As described above, according to the first aspect of the present invention, since the light source and the ring interferometer in the conventional optical fiber gyro can be integrated with each other, the height of the conventional light source and the ring interferometer can be increased. It is possible to save the time and labor for the accurate alignment work, and it is possible to eliminate the deterioration of the positional accuracy of the optical component due to a change with time.

Further, according to claim 2, in addition to the above effects, since the respective optical components in the conventional example are formed almost integrally on the same semiconductor substrate, they can be integrated and each optical component can be integrated. Since the positional accuracy of the parts can be set strictly, a small-sized and highly accurate gyro can be constructed and the parts can be supplied at low cost.

Further, according to the third and fourth aspects, in addition to the above effects, a very excellent effect that the output light can be easily extracted from the semiconductor gain waveguide with a simple structure is exerted. is there.

[Brief description of drawings]

FIG. 1 is a plan view showing the configuration of a semiconductor laser gyro using a ring resonator formed of a semiconductor gain waveguide according to an embodiment of the present invention.

FIG. 2 is a block diagram showing a conventional optical fiber gyro.

FIG. 3 is a perspective view showing a configuration of a partial transmission mirror in one embodiment of the present invention.

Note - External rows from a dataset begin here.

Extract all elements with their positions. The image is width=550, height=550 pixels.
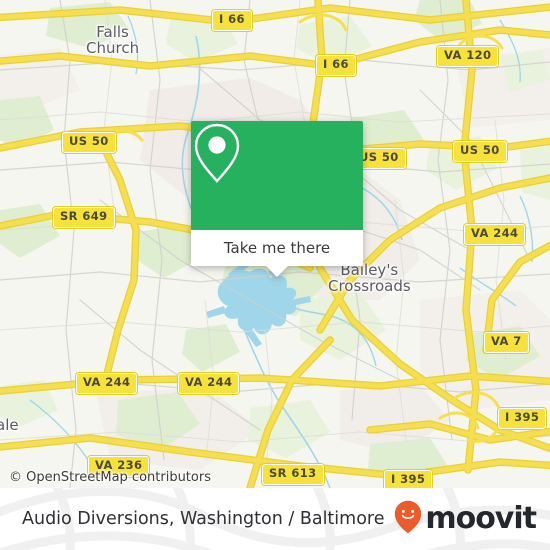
take-me-there-button[interactable]: Take me there (191, 230, 363, 266)
highway-shield[interactable]: US 50 (453, 141, 507, 162)
popup-icon-area (191, 121, 363, 230)
place-label-line: ale (0, 416, 19, 434)
place-label-line: Church (86, 39, 140, 57)
highway-shield[interactable]: I 66 (212, 10, 252, 31)
osm-attribution[interactable]: © OpenStreetMap contributors (9, 470, 211, 485)
location-popup[interactable]: Take me there (191, 121, 363, 277)
place-label-line: Crossroads (328, 277, 411, 295)
place-label-falls-church: Falls Church (86, 24, 139, 56)
place-label-line: Falls (96, 23, 129, 41)
highway-shield[interactable]: SR 613 (262, 464, 324, 485)
moovit-logo[interactable]: moovit (394, 500, 537, 538)
place-label-annandale-clipped: ale (0, 418, 19, 433)
highway-shield[interactable]: SR 649 (53, 207, 115, 228)
highway-shield[interactable]: VA 7 (484, 332, 529, 353)
highway-shield[interactable]: I 66 (316, 55, 356, 76)
highway-shield[interactable]: VA 244 (178, 373, 240, 394)
footer-bar: Audio Diversions, Washington / Baltimore… (0, 488, 550, 550)
popup-tail (266, 266, 288, 277)
map-canvas[interactable]: .grn{fill:#dfeed0} .grn2{fill:#e8f2dd} .… (0, 0, 550, 488)
highway-shield[interactable]: VA 120 (437, 46, 499, 67)
moovit-pin-icon (394, 500, 422, 538)
moovit-wordmark: moovit (425, 501, 537, 536)
highway-shield[interactable]: I 395 (384, 470, 433, 488)
footer-title: Audio Diversions, Washington / Baltimore (22, 509, 385, 529)
highway-shield[interactable]: US 50 (62, 132, 116, 153)
highway-shield[interactable]: VA 244 (464, 224, 526, 245)
highway-shield[interactable]: VA 244 (76, 373, 138, 394)
highway-shield[interactable]: I 395 (498, 408, 547, 429)
moovit-map-card: .grn{fill:#dfeed0} .grn2{fill:#e8f2dd} .… (0, 0, 550, 550)
place-label-baileys-crossroads: Bailey's Crossroads (328, 262, 411, 294)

FIG. 4 is a configuration diagram when a directional coupler is used as a light output unit.

[Explanation of symbols]

DESCRIPTION OF SYMBOLS 1 ... Laser light source, 2 ... Half mirror, 3 ... Optical fiber interferometer, 4 ... Photodetector, 5 ... Laser light, 6 ... Interference fringe, 10 ... Semiconductor substrate, 11 ... Ring-shaped semiconductor gain waveguide, 12 ... Reflection Mirrors 13, 14 ... Light output surface, 15 ... Laser light propagating in the clockwise direction, 16 ... Laser light propagating in the counterclockwise direction, 17 ... Light absorbing regions, 18, 19 ...
Output light, 20, 21 ... Directional couplers 22 and 2 for outputting light
3 ... Electrode.

Claims (4)

[Claims] 1. A semiconductor laser gyro for detecting an angular velocity of a moving object, comprising: a semiconductor gain waveguide having a ring-shaped resonator structure; and carrier injection means for injecting carriers into the semiconductor gain waveguide. And a light output means for outputting a part of light propagating in the clockwise direction and the counterclockwise direction in the semiconductor gain waveguide, respectively, and the clockwise rotation emitted from the light output means. A semiconductor laser gyro characterized in that a photodetector that outputs an electric signal corresponding to the received light intensity is provided at a position where lights propagating in the counterclockwise direction and in the counterclockwise direction overlap. 2. The ring-shaped semiconductor gain waveguide, carrier injection means, light output means, and photodetector are formed on the same semiconductor substrate.
The described semiconductor laser gyro. 3. The semiconductor laser gyro according to claim 1, wherein the light output means comprises a partially transmissive mirror formed in the semiconductor gain waveguide. 4. The semiconductor laser gyro according to claim 1, wherein the light output means comprises a directional coupler.